I swear these simple data sets bring out the creative beast in everyone. So many inventive, interesting vizzes this week. From simple to complex, this week has it all.



We expected to see a lot of slopegraphs this week, which makes sense because the data set was ideal for a slopegraph. In our upcoming book about Makeover Monday (click here to pre-order), I go into slopegraphs extensively. Let’s start with a simple understanding if what they are.

Slopegraphs are useful if you want the reader to only compare the start and end of a specific period. This week, the start is the predicted finish and the end is the actual finish. The ends of the lines are typically labeled and the lines colored by either absolute change, relative change or positive vs. negative change (i.e., two colors).

That last part is important. Let’s look at example of both uses of color, starting with this viz by David ó Cinnéide.



Considering the purpose, how did David do?

  1. Only compare the predicted finish and the actual finish – YES
  2. Ends of the lines are labeled – YES
  3. Lines colored by absolute change, relative change or positive vs. negative change (i.e., two colors) – MAYBE

For the colors, David mixed both the absolute change and the positive vs. negative change, resulting in a lot of color variation that, for me, makes it more difficult than necessary to see what’s important. In a busy slopegraph, it would be more beneficial to the audience to make the insights obvious. David’s title captures the essence of his analysis, but you have to search for those two teams.

This slopegraph by Michael DiPalma provides the focus on Burnley and West Brom that David intended.

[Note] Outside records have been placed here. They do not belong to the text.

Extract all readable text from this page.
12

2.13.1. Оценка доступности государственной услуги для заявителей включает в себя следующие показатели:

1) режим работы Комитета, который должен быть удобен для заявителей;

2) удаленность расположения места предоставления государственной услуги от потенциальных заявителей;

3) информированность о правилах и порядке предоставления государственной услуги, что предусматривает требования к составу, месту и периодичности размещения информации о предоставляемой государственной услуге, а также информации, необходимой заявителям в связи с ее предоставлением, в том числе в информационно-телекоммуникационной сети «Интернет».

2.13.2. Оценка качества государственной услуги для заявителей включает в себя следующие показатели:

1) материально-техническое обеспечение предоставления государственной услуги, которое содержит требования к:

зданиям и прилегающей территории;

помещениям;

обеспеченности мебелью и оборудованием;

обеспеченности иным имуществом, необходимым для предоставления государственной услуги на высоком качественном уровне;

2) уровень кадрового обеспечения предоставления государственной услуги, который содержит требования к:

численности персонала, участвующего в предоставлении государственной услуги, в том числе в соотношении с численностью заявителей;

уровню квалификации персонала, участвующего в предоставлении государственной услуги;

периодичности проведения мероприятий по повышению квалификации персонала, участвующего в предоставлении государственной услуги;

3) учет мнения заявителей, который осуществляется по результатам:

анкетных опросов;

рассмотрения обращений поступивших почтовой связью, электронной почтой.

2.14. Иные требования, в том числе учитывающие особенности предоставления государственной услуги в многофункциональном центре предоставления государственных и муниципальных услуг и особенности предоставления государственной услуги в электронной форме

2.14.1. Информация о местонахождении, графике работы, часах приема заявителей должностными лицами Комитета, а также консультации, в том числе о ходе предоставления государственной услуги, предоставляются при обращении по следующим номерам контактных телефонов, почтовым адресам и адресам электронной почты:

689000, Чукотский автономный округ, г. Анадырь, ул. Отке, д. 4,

Given this data set was about sports team, it’s tempting to use their crests or jerseys in the visualization, but these can result in a cluttered view. When many of the jerseys or crests are similar, only those intimately familiar with the Premier League will be able to distinguish them. Consider this viz from Sarah Burnett that Eva and I reviewed during Viz Review.



If we remove the logos, we get a much cleaner view, but we lose the context of the teams.



To fix that, let’s add the team names and reduce the text size on the right.



Now the names are a mess because they’re all overlapping. This is partly due to fact that Tableau doesn’t wrap overlapping text and also due to the vertical lines. Let’s rotate the chart so that the lines go left-to-right, as we’re used to with slopegraphs.



It’d be hard to argue that this isn’t much clearer than the original. Remember your audience; they are the most important people to keep in mind when creating a data visualization. If you’re unsure, ask someone who knows nothing about the data to review your work. If they understand it, then you’re probably fine.